While booze, marijuana and guns are essential services in various parts of the country, spiritual solace has been deemed superfluous.
But the pastor of Hell’s Kitchen, Father George Rutler, whose parish was hard hit by the Spanish flu in 1918, has kept his Church of St. Michael the Archangel on West 34th Street open for private worship by anyone who happens to wander in through the open doors and sits in back — as long as they keep a safe distance from one another — after the archdiocese, on medical advice, canceled all Masses indefinitely two weeks ago, in the middle of Lent.
“I have been impressed by the maturity and patience of our people,” he says via e-mail. “It reminds me of the strength of our parishioners who suffered so many losses on 9/11.
“New Yorkers are resilient.”
On the morning of the Sept. 11 terrorist attacks, Father Rutler was at St. Agnes Church near Grand Central Terminal and rushed to Ground Zero to help, hearing confessions and administering last rites to firefighters.
He was there when the body of his fellow priest Mychal Judge, the first official casualty, was carried out of the rubble.
“We have a banner with the names of those killed on 9/11, and the whole neighborhood rallied then and now is flourishing,” he says.
St.
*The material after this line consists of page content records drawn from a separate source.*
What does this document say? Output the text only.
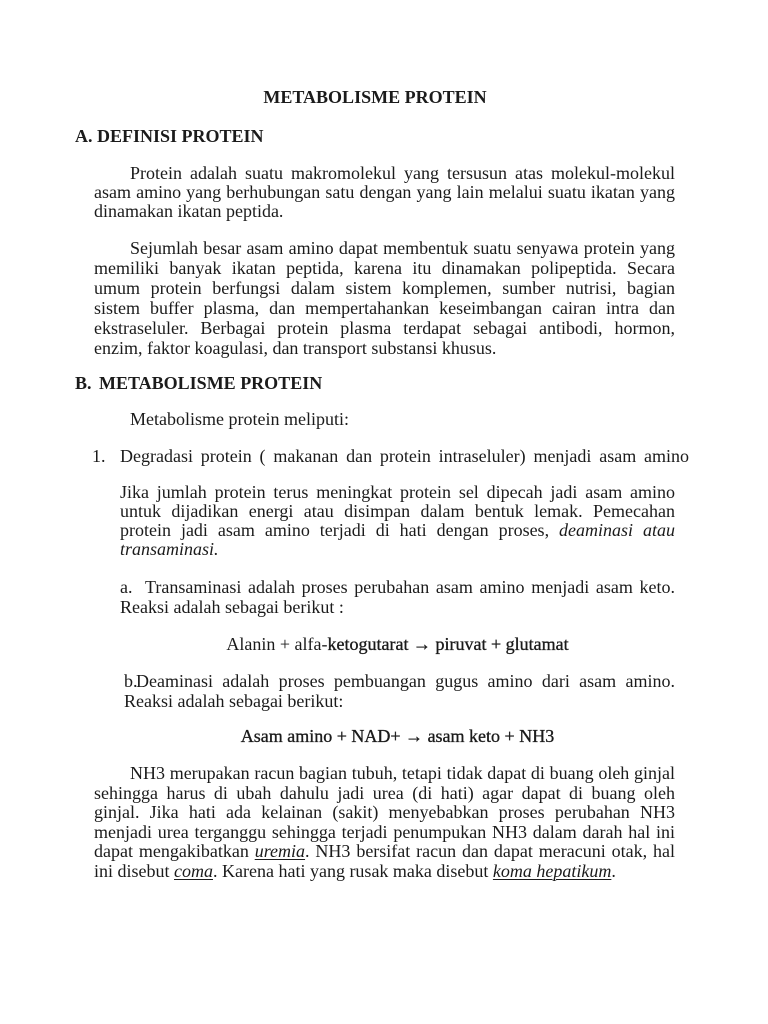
METABOLISME PROTEIN
A. DEFINISI PROTEIN
Protein adalah suatu makromolekul yang tersusun atas molekul-molekul
asam amino yang berhubungan satu dengan yang lain melalui suatu ikatan yang
dinamakan ikatan peptida.
Sejumlah besar asam amino dapat membentuk suatu senyawa protein yang
memiliki banyak ikatan peptida, karena itu dinamakan polipeptida. Secara
umum protein berfungsi dalam sistem komplemen, sumber nutrisi, bagian
sistem buffer plasma, dan mempertahankan keseimbangan cairan intra dan
ekstraseluler. Berbagai protein plasma terdapat sebagai antibodi, hormon,
enzim, faktor koagulasi, dan transport substansi khusus.
B. METABOLISME PROTEIN
Metabolisme protein meliputi:
1. Degradasi protein ( makanan dan protein intraseluler) menjadi asam amino
Jika jumlah protein terus meningkat protein sel dipecah jadi asam amino
untuk dijadikan energi atau disimpan dalam bentuk lemak. Pemecahan
protein jadi asam amino terjadi di hati dengan proses, deaminasi atau
transaminasi.
a. Transaminasi adalah proses perubahan asam amino menjadi asam keto.
Reaksi adalah sebagai berikut :
Alanin + alfa-ketogutarat → piruvat + glutamat
b.Deaminasi adalah proses pembuangan gugus amino dari asam amino.
Reaksi adalah sebagai berikut:
Asam amino + NAD+ → asam keto + NH3
NH3 merupakan racun bagian tubuh, tetapi tidak dapat di buang oleh ginjal
sehingga harus di ubah dahulu jadi urea (di hati) agar dapat di buang oleh
ginjal. Jika hati ada kelainan (sakit) menyebabkan proses perubahan NH3
menjadi urea terganggu sehingga terjadi penumpukan NH3 dalam darah hal ini
dapat mengakibatkan uremia. NH3 bersifat racun dan dapat meracuni otak, hal
ini disebut coma. Karena hati yang rusak maka disebut koma hepatikum.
Michael’s also was at the center of New York’s Spanish influenza epidemic of 1918, which killed more than 30,000 New Yorkers and up to 50 million people worldwide.
One of the victims was a predecessor of Father Rutler’s: the second pastor of St. Michael’s, Father John Gleeson.
“I can only imagine the heroic work of our parish priests in those grim days,” says Father Rutler.
“Now with the Javits Center down the street being turned into an emergency hospital, our parish welcomes the chance to be of pastoral help.”